Distance between two points on a circle

Question

Two circles with radius 1 are tangent to one another. One line passes through the centre of the first circle and is tangent to the second circle at the point $P$. A second line passes through the centre of the first circle and is tangent to the second circle at the point $Q$. Find the distance between $P$ and $Q$.

This question appeared in a first year calculus exam, and I can't see how I would even use my knowledge in differential calculus to try and solve this. It seems more of a geometry problem, and when I try to draw a diagram I am left at a loss because there's hardly any information given to try and solve. If someone could give me a hint as to how to begin, that'd be great. Thank you. I also wasn't too sure how to tag it, so my apologies.

Answer 1

Let the first circle be centred $A$ and second one $B$.

Check that $\angle PAB=\angle QAB=30^\circ$ (See what the lengths of $PA$ and $PB$ are!)

Also check that $PAQ$ forms an equilateral triangle

Edit:

$PA=\sqrt 3, PB=1,AB=2 $ . Let $PQ$ cut $AB$ at $D$. Triangle $PAB, BPD, QAB, QBD$ are similar.

$\angle PBD=\angle QBD=60^\circ$

$\angle APD=90-\angle BPD=90^\circ-30^\circ=60$

$\angle AQD=90-\angle BQD=90^\circ-30^\circ=60$

So in triangle $APQ$ all angles are $60^\circ$ and $PA=\sqrt 3$

Answer 2

Hint. Make a drawing, and by considering its angles, show that the triangle $\triangle O_1PQ$ is equilateral where $O_1$ is the centre of the first circle.
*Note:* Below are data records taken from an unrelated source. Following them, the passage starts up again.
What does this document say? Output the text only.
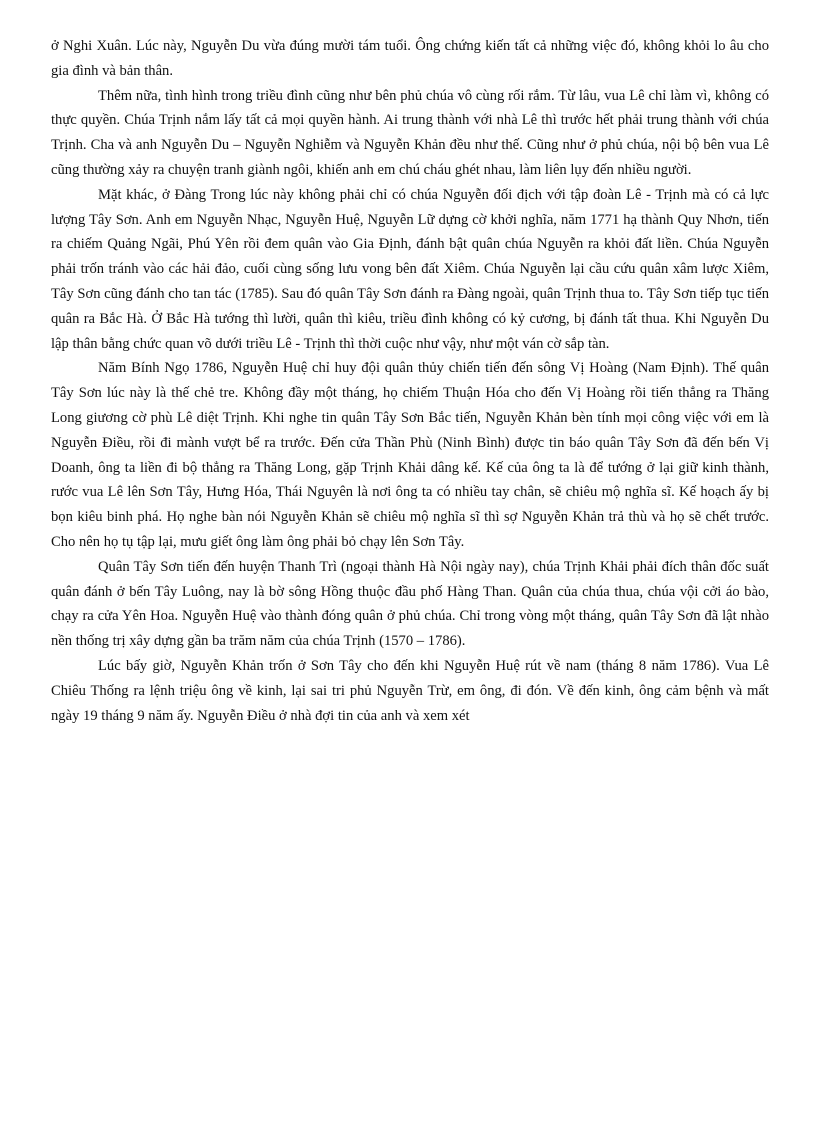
ở Nghi Xuân. Lúc này, Nguyễn Du vừa đúng mười tám tuổi. Ông chứng kiến tất cả những việc đó, không khỏi lo âu cho gia đình và bản thân.

Thêm nữa, tình hình trong triều đình cũng như bên phủ chúa vô cùng rối rắm. Từ lâu, vua Lê chỉ làm vì, không có thực quyền. Chúa Trịnh nắm lấy tất cả mọi quyền hành. Ai trung thành với nhà Lê thì trước hết phải trung thành với chúa Trịnh. Cha và anh Nguyễn Du – Nguyễn Nghiễm và Nguyễn Khản đều như thế. Cũng như ở phủ chúa, nội bộ bên vua Lê cũng thường xảy ra chuyện tranh giành ngôi, khiến anh em chú cháu ghét nhau, làm liên lụy đến nhiều người.

Mặt khác, ở Đàng Trong lúc này không phải chỉ có chúa Nguyễn đối địch với tập đoàn Lê - Trịnh mà có cả lực lượng Tây Sơn. Anh em Nguyễn Nhạc, Nguyễn Huệ, Nguyễn Lữ dựng cờ khởi nghĩa, năm 1771 hạ thành Quy Nhơn, tiến ra chiếm Quảng Ngãi, Phú Yên rồi đem quân vào Gia Định, đánh bật quân chúa Nguyễn ra khỏi đất liền. Chúa Nguyễn phải trốn tránh vào các hải đảo, cuối cùng sống lưu vong bên đất Xiêm. Chúa Nguyễn lại cầu cứu quân xâm lược Xiêm, Tây Sơn cũng đánh cho tan tác (1785). Sau đó quân Tây Sơn đánh ra Đàng ngoài, quân Trịnh thua to. Tây Sơn tiếp tục tiến quân ra Bắc Hà. Ở Bắc Hà tướng thì lười, quân thì kiêu, triều đình không có kỷ cương, bị đánh tất thua. Khi Nguyễn Du lập thân bằng chức quan võ dưới triều Lê - Trịnh thì thời cuộc như vậy, như một ván cờ sắp tàn.

Năm Bính Ngọ 1786, Nguyễn Huệ chỉ huy đội quân thủy chiến tiến đến sông Vị Hoàng (Nam Định). Thế quân Tây Sơn lúc này là thế chẻ tre. Không đầy một tháng, họ chiếm Thuận Hóa cho đến Vị Hoàng rồi tiến thẳng ra Thăng Long giương cờ phù Lê diệt Trịnh. Khi nghe tin quân Tây Sơn Bắc tiến, Nguyễn Khản bèn tính mọi công việc với em là Nguyễn Điều, rồi đi mành vượt bể ra trước. Đến cửa Thần Phù (Ninh Bình) được tin báo quân Tây Sơn đã đến bến Vị Doanh, ông ta liền đi bộ thẳng ra Thăng Long, gặp Trịnh Khải dâng kế. Kế của ông ta là để tướng ở lại giữ kinh thành, rước vua Lê lên Sơn Tây, Hưng Hóa, Thái Nguyên là nơi ông ta có nhiều tay chân, sẽ chiêu mộ nghĩa sĩ. Kế hoạch ấy bị bọn kiêu binh phá. Họ nghe bàn nói Nguyễn Khản sẽ chiêu mộ nghĩa sĩ thì sợ Nguyễn Khản trả thù và họ sẽ chết trước. Cho nên họ tụ tập lại, mưu giết ông làm ông phải bỏ chạy lên Sơn Tây.

Quân Tây Sơn tiến đến huyện Thanh Trì (ngoại thành Hà Nội ngày nay), chúa Trịnh Khải phải đích thân đốc suất quân đánh ở bến Tây Luông, nay là bờ sông Hồng thuộc đầu phố Hàng Than. Quân của chúa thua, chúa vội cởi áo bào, chạy ra cửa Yên Hoa. Nguyễn Huệ vào thành đóng quân ở phủ chúa. Chỉ trong vòng một tháng, quân Tây Sơn đã lật nhào nền thống trị xây dựng gần ba trăm năm của chúa Trịnh (1570 – 1786).

Lúc bấy giờ, Nguyễn Khản trốn ở Sơn Tây cho đến khi Nguyễn Huệ rút về nam (tháng 8 năm 1786). Vua Lê Chiêu Thống ra lệnh triệu ông về kinh, lại sai tri phủ Nguyễn Trừ, em ông, đi đón. Về đến kinh, ông cảm bệnh và mất ngày 19 tháng 9 năm ấy. Nguyễn Điều ở nhà đợi tin của anh và xem xét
Now note that the $\triangle O_1O_2P$ is a right triangle where $O_2$ is the centre of the second circle. Then by using Pythagoras theorem we can find $O_1P$ ($=PQ$) from $O_1O_2$ and $PO_2$.

Answer 3

If this is on a calculus exam, then it’s likely that you’re meant to compute the slope of the tangents to the circle via differentiation. Center one of the circles on the origin and place the center of the other circle at $C=(2,0)$.

Implicitly differentiate $x^2+y^2=1$ to obtain $dy/dx=-x/y$. The slope of the line through $P=(x,y)$ and $C$ is $(y-0)/(x-2)$. Setting these equal to each other yields the equation $$2x-x^2=y^2.$$ Combine this with the equation of the circle and solve the resulting system.